All Blacks expecting Boks’ ‘best game of year’
The All Blacks always talk up the Springboks‚ or any opposition for that matter for one simple reason‚ they know every team is just that little bit more switched on when facing the world champions.
The Springboks are next up for the All Blacks when the sides meet in a Rugby Championship clash in Wellington on Saturday‚ and nothing points to a South African victory.
The All Blacks have just about secured the Championship at the halfway point. A win over the Boks would confirm it.
They also haven’t lost to the Springboks at home since 2009 and won their last home meeting 57-0 in Albany in 2017.
The Boks are simply not in the same league as the All Blacks at the moment.
But All Black assistant coach Ian Foster is wary of believing all the hype‚ preferring to expect the worst.
The Boks 2-1 series win over England in June has caught New Zealand’s attention more than their two defeats in the Championship so far.
“Our mindset when preparing for a game is preparing to meet an opposition who will play at their best‚” Foster said.
“That’s how we have to prepare‚ so we don’t go out looking for a lot of chinks because we saw them (SA) beat a very good England team in June.
“We know they can play and they have shown some good stuff in the Rugby Championship‚ so we know they’re going to be hungry‚ that’s a given.
“We have to prepare to play a team who is going to turn up and have their best game of the year.
"So we have to get our mindset and our detail right‚ which gives us a chance of playing our best game too.”
Foster expressed mild surprise that Bok coach Rassie Erasmus has spoken openly about the possibility of being fired if the contest against the All Blacks unravels completely.

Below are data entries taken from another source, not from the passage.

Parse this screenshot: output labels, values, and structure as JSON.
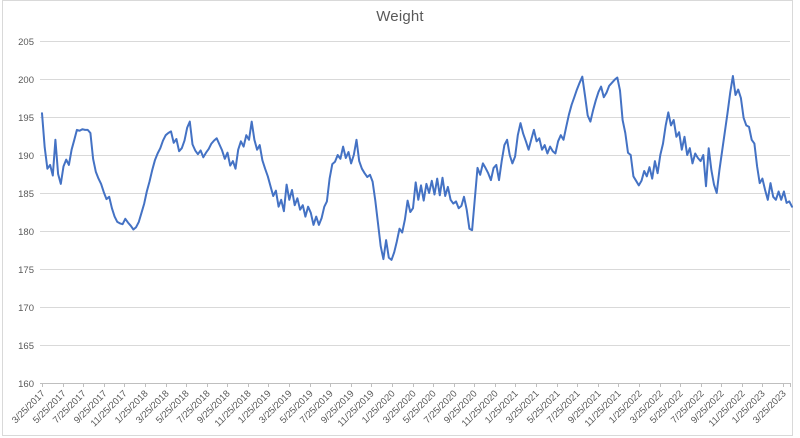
{
  "chart_data": {
    "type": "line",
    "title": "Weight",
    "xlabel": "",
    "ylabel": "",
    "ylim": [
      160,
      205
    ],
    "ytick_step": 5,
    "y_tick_labels": [
      "160",
      "165",
      "170",
      "175",
      "180",
      "185",
      "190",
      "195",
      "200",
      "205"
    ],
    "x_tick_labels": [
      "3/25/2017",
      "5/25/2017",
      "7/25/2017",
      "9/25/2017",
      "11/25/2017",
      "1/25/2018",
      "3/25/2018",
      "5/25/2018",
      "7/25/2018",
      "9/25/2018",
      "11/25/2018",
      "1/25/2019",
      "3/25/2019",
      "5/25/2019",
      "7/25/2019",
      "9/25/2019",
      "11/25/2019",
      "1/25/2020",
      "3/25/2020",
      "5/25/2020",
      "7/25/2020",
      "9/25/2020",
      "11/25/2020",
      "1/25/2021",
      "3/25/2021",
      "5/25/2021",
      "7/25/2021",
      "9/25/2021",
      "11/25/2021",
      "1/25/2022",
      "3/25/2022",
      "5/25/2022",
      "7/25/2022",
      "9/25/2022",
      "11/25/2022",
      "1/25/2023",
      "3/25/2023"
    ],
    "grid": true,
    "legend_position": "none",
    "series": [
      {
        "name": "Weight",
        "color": "#4472C4",
        "values": [
          195.5,
          191.0,
          188.2,
          188.7,
          187.3,
          192.0,
          187.5,
          186.2,
          188.5,
          189.4,
          188.7,
          190.7,
          192.0,
          193.3,
          193.2,
          193.4,
          193.3,
          193.3,
          192.9,
          189.5,
          187.8,
          186.9,
          186.2,
          185.1,
          184.2,
          184.5,
          183.0,
          181.9,
          181.2,
          181.0,
          180.9,
          181.6,
          181.1,
          180.7,
          180.2,
          180.5,
          181.2,
          182.4,
          183.6,
          185.2,
          186.5,
          188.0,
          189.3,
          190.2,
          190.9,
          191.9,
          192.6,
          192.9,
          193.1,
          191.6,
          192.1,
          190.5,
          190.9,
          191.9,
          193.6,
          194.4,
          191.4,
          190.6,
          190.1,
          190.6,
          189.7,
          190.3,
          190.8,
          191.5,
          191.9,
          192.2,
          191.4,
          190.6,
          189.5,
          190.3,
          188.6,
          189.2,
          188.2,
          190.7,
          191.8,
          191.1,
          192.6,
          192.0,
          194.4,
          192.0,
          190.7,
          191.3,
          189.3,
          188.2,
          187.2,
          185.9,
          184.6,
          185.3,
          183.2,
          184.1,
          182.6,
          186.1,
          184.1,
          185.4,
          183.4,
          184.3,
          182.8,
          183.4,
          181.9,
          183.2,
          182.4,
          180.8,
          181.9,
          180.8,
          181.7,
          183.2,
          183.9,
          186.9,
          188.8,
          189.1,
          190.0,
          189.5,
          191.1,
          189.6,
          190.4,
          188.9,
          190.0,
          192.0,
          189.2,
          188.2,
          187.6,
          187.1,
          187.4,
          186.5,
          184.0,
          181.0,
          178.0,
          176.3,
          178.8,
          176.5,
          176.2,
          177.2,
          178.6,
          180.3,
          179.8,
          181.5,
          184.0,
          182.5,
          183.0,
          186.4,
          184.1,
          186.0,
          184.0,
          186.2,
          185.0,
          186.6,
          184.8,
          186.9,
          184.7,
          187.0,
          184.6,
          185.8,
          184.1,
          183.6,
          183.9,
          183.0,
          183.3,
          184.5,
          182.8,
          180.3,
          180.1,
          184.2,
          188.3,
          187.4,
          188.9,
          188.3,
          187.6,
          186.7,
          188.3,
          188.7,
          186.7,
          189.2,
          191.3,
          192.0,
          190.0,
          188.9,
          189.8,
          192.6,
          194.2,
          192.8,
          191.8,
          190.7,
          192.0,
          193.3,
          191.8,
          192.2,
          190.7,
          191.3,
          190.2,
          191.1,
          190.5,
          190.2,
          191.8,
          192.6,
          192.0,
          193.7,
          195.3,
          196.6,
          197.6,
          198.6,
          199.5,
          200.3,
          197.8,
          195.2,
          194.4,
          195.9,
          197.2,
          198.3,
          199.0,
          197.6,
          198.2,
          199.1,
          199.5,
          199.9,
          200.2,
          198.5,
          194.6,
          192.9,
          190.3,
          190.0,
          187.2,
          186.6,
          186.0,
          186.6,
          187.9,
          187.2,
          188.4,
          186.9,
          189.2,
          187.6,
          190.0,
          191.5,
          193.9,
          195.6,
          193.9,
          194.6,
          192.4,
          193.0,
          190.7,
          192.4,
          190.0,
          190.9,
          188.9,
          190.2,
          189.6,
          189.2,
          190.0,
          185.9,
          190.9,
          188.0,
          186.1,
          185.0,
          188.0,
          190.5,
          193.0,
          195.5,
          198.2,
          200.4,
          197.9,
          198.6,
          197.5,
          194.9,
          193.9,
          193.7,
          192.0,
          191.5,
          188.5,
          186.3,
          186.9,
          185.4,
          184.1,
          186.3,
          184.5,
          184.1,
          185.2,
          184.1,
          185.2,
          183.7,
          183.9,
          183.2
        ]
      }
    ],
    "colors": {
      "line": "#4472C4",
      "gridline": "#D9D9D9",
      "axis_line": "#BFBFBF",
      "tick_text": "#595959",
      "title_text": "#595959",
      "background": "#FFFFFF",
      "border": "#D9D9D9"
    }
  }
}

The wily New Zealander wasn’t buying it though‚ preferring to see it as a motivational tactic by Erasmus‚ albeit an unusual one.

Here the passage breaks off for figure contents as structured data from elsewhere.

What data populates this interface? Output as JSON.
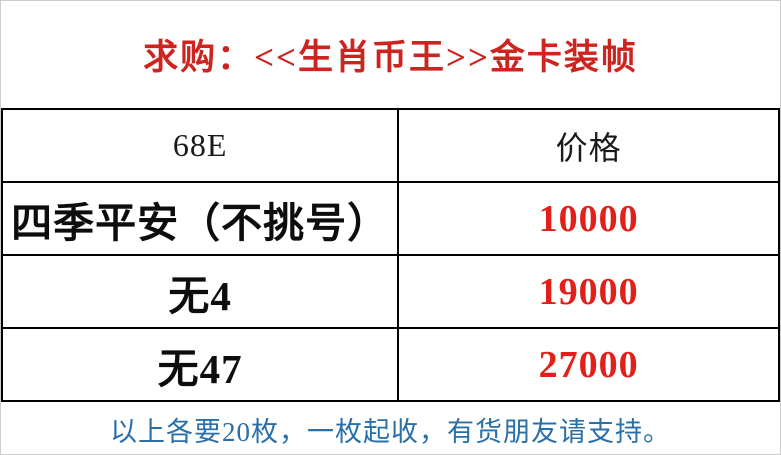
{
  "page": {
    "background": "#ffffff",
    "frame_border_color": "#cccccc"
  },
  "title": {
    "text": "求购：<<生肖币王>>金卡装帧",
    "color": "#ce241f"
  },
  "table": {
    "border_color": "#000000",
    "header": {
      "item_label": "68E",
      "price_label": "价格"
    },
    "rows": [
      {
        "item": "四季平安（不挑号）",
        "price": "10000"
      },
      {
        "item": "无4",
        "price": "19000"
      },
      {
        "item": "无47",
        "price": "27000"
      }
    ],
    "item_text_color": "#0d0d0d",
    "price_text_color": "#e2201b"
  },
  "footer": {
    "text": "以上各要20枚，一枚起收，有货朋友请支持。",
    "color": "#2b6fa8"
  }
}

"Everyone - every coach‚ every management team - is trying to find the right way to approach a week and clearly it's an approach they feel probably gets their boys in the right state of mind that the South African team needs to be in‚" Foster said.
"What we do know is I've never had an easy game against them.
"It's never been anything but a hundred per cent physical and brutal and I can't see any difference based on what we've heard."